Se rebeló contra la tradición oral acusando de corruptos a todos los festivales de poesía del mundo, a los que ya nadie lo invitaba por latoso. Exaltó exclusivamente desde las páginas amarillas de los diarios falangistas a la “otra tradición”. Se enterró en la simpleza insulsa, hija de la analfabeta ausencia de imaginación, su espíritu cayó debajo de las uñas de sus pies callosos, más abajo de la ley de gravedad que lo hala abajo con pavura, hacia la vasta e ingobernable masa telúrica, desde que abandonó su terruño donde albergó a bandidos para vivir en la helada Bogotá, en un lujoso apartamento de la Torre Bávara cedido por la Fiscalía (su jonrón), viviendo durante años de cuenta del fisco y de los colombianos, hasta ahora que expira entre ronquidos de odio en llaga viva entre Masturbaco y Pereira del Diábolo, entre papeles amarillentos con memorias calcáreas y resecas como restos de conchas inmersas en la arena estéril.

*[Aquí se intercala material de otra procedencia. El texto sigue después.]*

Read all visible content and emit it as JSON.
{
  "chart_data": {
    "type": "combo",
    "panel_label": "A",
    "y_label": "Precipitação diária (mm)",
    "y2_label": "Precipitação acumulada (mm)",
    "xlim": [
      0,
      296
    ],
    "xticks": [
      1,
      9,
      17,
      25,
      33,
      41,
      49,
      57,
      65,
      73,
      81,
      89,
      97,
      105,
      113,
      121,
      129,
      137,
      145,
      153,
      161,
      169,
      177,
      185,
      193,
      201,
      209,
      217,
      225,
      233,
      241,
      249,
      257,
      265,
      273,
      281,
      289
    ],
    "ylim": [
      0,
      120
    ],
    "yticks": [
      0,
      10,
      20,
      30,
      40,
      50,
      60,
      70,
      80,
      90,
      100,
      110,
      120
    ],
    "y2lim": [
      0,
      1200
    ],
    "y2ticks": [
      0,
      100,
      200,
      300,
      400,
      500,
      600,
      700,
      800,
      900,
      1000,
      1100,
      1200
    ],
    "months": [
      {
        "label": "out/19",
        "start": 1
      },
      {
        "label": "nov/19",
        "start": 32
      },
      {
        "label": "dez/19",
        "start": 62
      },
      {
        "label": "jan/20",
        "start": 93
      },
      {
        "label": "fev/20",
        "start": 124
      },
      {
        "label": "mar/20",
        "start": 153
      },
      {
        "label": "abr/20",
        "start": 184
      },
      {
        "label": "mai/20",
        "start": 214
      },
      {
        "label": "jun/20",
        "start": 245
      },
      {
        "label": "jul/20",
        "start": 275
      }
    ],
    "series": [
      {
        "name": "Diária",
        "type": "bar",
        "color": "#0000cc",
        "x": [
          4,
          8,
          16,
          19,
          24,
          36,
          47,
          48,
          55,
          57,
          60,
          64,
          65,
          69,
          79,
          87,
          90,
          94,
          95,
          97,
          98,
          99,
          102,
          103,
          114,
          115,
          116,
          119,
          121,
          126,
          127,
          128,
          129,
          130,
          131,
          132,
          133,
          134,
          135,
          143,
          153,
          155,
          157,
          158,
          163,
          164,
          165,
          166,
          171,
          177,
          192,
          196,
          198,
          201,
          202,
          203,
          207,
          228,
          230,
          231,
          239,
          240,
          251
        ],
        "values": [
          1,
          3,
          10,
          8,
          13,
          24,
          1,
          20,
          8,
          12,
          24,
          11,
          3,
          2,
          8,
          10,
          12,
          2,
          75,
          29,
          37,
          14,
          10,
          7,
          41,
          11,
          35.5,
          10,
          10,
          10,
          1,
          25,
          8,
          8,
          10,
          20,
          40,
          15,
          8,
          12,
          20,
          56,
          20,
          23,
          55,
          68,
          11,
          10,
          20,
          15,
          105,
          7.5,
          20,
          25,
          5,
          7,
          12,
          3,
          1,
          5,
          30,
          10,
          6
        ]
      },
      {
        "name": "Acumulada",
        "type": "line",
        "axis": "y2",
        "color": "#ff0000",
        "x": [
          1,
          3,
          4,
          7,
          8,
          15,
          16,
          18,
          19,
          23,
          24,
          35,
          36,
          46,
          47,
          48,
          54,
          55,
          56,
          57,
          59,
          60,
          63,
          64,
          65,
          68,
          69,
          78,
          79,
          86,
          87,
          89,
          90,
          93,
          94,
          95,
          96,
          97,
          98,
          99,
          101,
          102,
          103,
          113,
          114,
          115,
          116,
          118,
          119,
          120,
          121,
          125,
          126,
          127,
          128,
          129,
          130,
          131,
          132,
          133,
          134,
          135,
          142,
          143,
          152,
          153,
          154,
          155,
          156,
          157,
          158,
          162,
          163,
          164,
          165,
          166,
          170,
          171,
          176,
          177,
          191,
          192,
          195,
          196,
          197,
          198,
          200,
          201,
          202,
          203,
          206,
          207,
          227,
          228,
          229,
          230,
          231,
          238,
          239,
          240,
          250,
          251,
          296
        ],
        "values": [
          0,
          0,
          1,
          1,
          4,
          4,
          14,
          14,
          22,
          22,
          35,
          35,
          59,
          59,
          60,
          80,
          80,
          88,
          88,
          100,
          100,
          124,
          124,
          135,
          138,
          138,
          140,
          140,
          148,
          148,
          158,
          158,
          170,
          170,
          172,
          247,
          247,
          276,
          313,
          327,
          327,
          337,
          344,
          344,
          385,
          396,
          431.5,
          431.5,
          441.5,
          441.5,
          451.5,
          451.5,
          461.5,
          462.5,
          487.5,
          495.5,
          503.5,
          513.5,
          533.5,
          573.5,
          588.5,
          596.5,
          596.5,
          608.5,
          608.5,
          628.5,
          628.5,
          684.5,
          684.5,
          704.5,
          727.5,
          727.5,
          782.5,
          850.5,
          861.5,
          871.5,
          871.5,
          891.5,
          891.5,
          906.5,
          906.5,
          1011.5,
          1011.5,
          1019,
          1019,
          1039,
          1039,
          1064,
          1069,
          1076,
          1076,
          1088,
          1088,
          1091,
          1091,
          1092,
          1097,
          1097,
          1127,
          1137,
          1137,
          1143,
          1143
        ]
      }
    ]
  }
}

Ese a grandes rasgos es nuestro provocador del día, de vieja data detective senil, con las manos en los archivos autoritarios de la oficina que solo él conoce en la aldea que sabemos (tiene un archivo secreto para cada poeta, que un grupo alimenta) donde indaga entre estresado y angustiado cómo se llamaba el primer novio de Piedad Bonnett, o el compañero de pupitre de Nicolás Suescún en la escuela, si William Ospina opina de verdad o de mentiras de un lado o del otro, si hablaba Rubayata de las manecillas del reloj del poeta Roca, su epónimo hijo, y si éste usa un sombrero prestado a Pierre Cardin, si Abad Facio Lince querrá o no a Julio Mario Santodomingo o a su augusto papá que lo mira con aire reprobatorio desde las páginas de su libro Para Olvidar de Memoria, si Pedro Alejo se ponía calzonetas cuando su papá le decía cagón, y cuánto whisky habrá bebido José Mario en la última ida o venida de El Catire después del premio. Cuánto odio de la hiena para Mameca, chismes todos resumidos en su decadente libelo Alquetraba.

Todas las hablillas sobre aquellos que el inquisidor que desarrolla por encargo una guerra sucia contra los poetas colombianos, para intentar vanamente arruinar el prestigio de la poesía, hubiera querido encarnar algún día, fruto marchito de la insania de un libelista malogrado y servil, provocador hasta los tuétanos, con un pie en la tumba prestado y el otro en el más allá de los condenados, acusando, amenazando, dando codo, azuzando, trampeando, acosando, dando dedo, calumniando, persiguiendo sistemáticamente, disociando, malquistando… por una apuesta que perdió.

A punto de estirar la pata, víctima de su propio odio, fue ingresado hace poco en una clínica de Pereira, donde fue operado y asistió al implante en su cuerpo de un reloj despertador y un metro y medio de mecha. De ahí salió más muerto de rencor & pesar del bien ajeno y afirma que ya no lo detendrá nadie. Pero gimotea, gimotea, este policía de vocación. Y en cualquier momento su reloj lo llamará a cuentas y aunque el abyecto muera le seguirá dando la hora.

A Mister Harald Alvaraco Tenorio: nadie lo mira, nadie le habla, nadie lo invita, nadie lo publica, nadie lo entrevista. Que las ánimas del purgatorio no se apiaden de él.